Depending on the attribute and the options selected when AAD Connect is configured, some values may flow from Azure Active Directory back to on-premises also.
The Plan
First we need to choose whether to use mS-DS-ConsistencyGuid or msDS-SourceAnchor. If you haven’t installed the Windows Server 2016 schema, your only choice is to use ms-DS-ConsistencyGuid.
If you do have the Windows Server 2016 schema, use msDS-SourceAnchor. That’s what it’s there for and because the attribute syntax is a closer match to sourceAnchor in the Metaverse, it’s slightly easier to set up.

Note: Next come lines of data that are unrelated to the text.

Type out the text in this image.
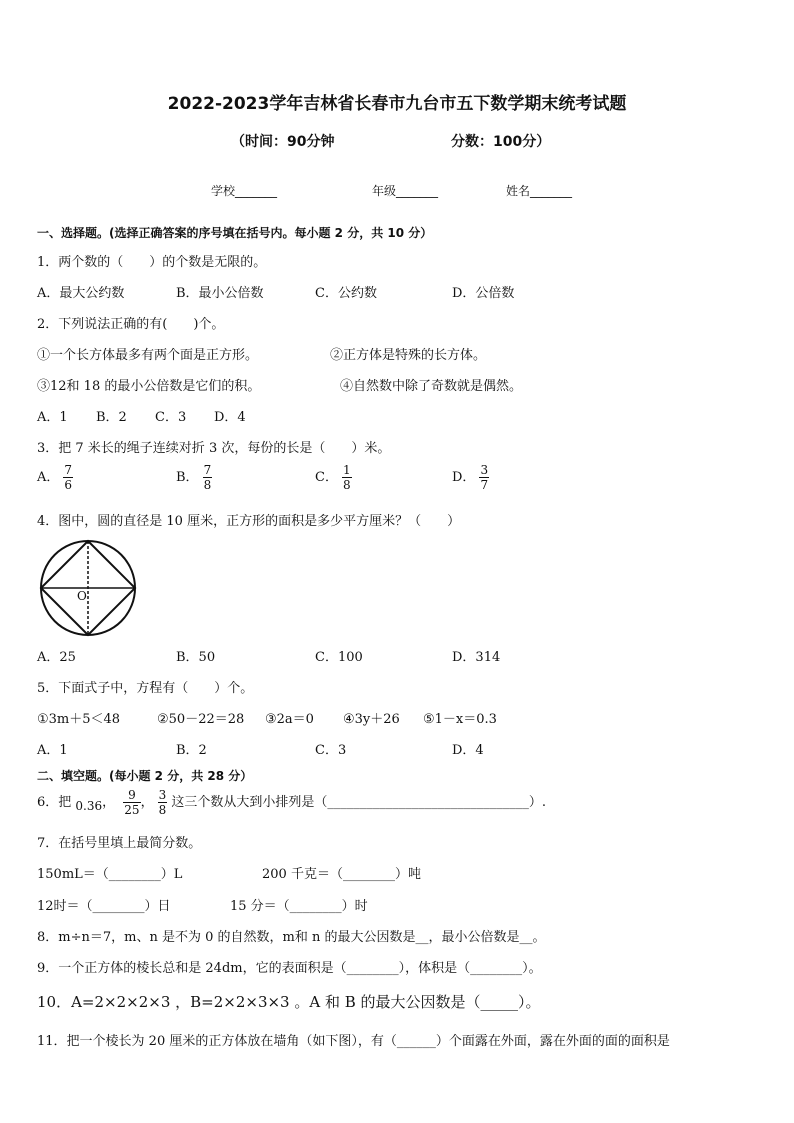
2022-2023学年吉林省长春市九台市五下数学期末统考试题
（时间：90分钟	分数：100分）
学校_______	年级_______	姓名_______
一、选择题。(选择正确答案的序号填在括号内。每小题 2 分，共 10 分）
1．两个数的（　　）的个数是无限的。
A．最大公约数	B．最小公倍数	C．公约数	D．公倍数
2．下列说法正确的有(　　)个。
①一个长方体最多有两个面是正方形。	②正方体是特殊的长方体。
③12和 18 的最小公倍数是它们的积。	④自然数中除了奇数就是偶然。
A．1 B．2 C．3 D．4
3．把 7 米长的绳子连续对折 3 次，每份的长是（　　）米。
A． $\frac{7}{6}$	B． $\frac{7}{8}$	C． $\frac{1}{8}$	D． $\frac{3}{7}$
4．图中，圆的直径是 10 厘米，正方形的面积是多少平方厘米？（　　）
O
A．25	B．50	C．100	D．314
5．下面式子中，方程有（　　）个。
①3m＋5＜48	②50－22＝28 ③2a＝0 ④3y＋26 ⑤1－x＝0.3
A．1	B．2	C．3	D．4
二、填空题。(每小题 2 分，共 28 分）
6．把 0.36， $\frac{9}{25}$ ， $\frac{3}{8}$ 这三个数从大到小排列是（_______________________________）.
7．在括号里填上最简分数。
150mL＝（________）L	200 千克＝（________）吨
12时＝（________）日	15 分＝（________）时
8．m÷n＝7，m、n 是不为 0 的自然数，m和 n 的最大公因数是__，最小公倍数是__。
9．一个正方体的棱长总和是 24dm，它的表面积是（________），体积是（________）。
10．A=2×2×2×3 ，B=2×2×3×3 。A 和 B 的最大公因数是（_____）。
11．把一个棱长为 20 厘米的正方体放在墙角（如下图），有（______）个面露在外面，露在外面的面的面积是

Once that choice is made, the high-level logic for the attribute flow remains the same. For the rest of this post, I’ll refer to either mS-DS-ConsistencyGuid or msDS-SourceAnchor as the immutableID.
Attribute flow pseudocode is simply –
if (immutableID == NULL)
{
populate Metaverse sourceAnchor using objectGuid
write Metaverse sourceAnchor back into immutableID
}
else
{
populate Metaverse sourceAnchor using immutableID
}
The implementation of these rules will be slightly different across a few different scenarios which will be covered in later posts.
Conclusion
An immutableID capable of surviving Forest to Forest object migrations may be configured using either mS-DS-ConsistencyGuid or msDS-SourceAnchor.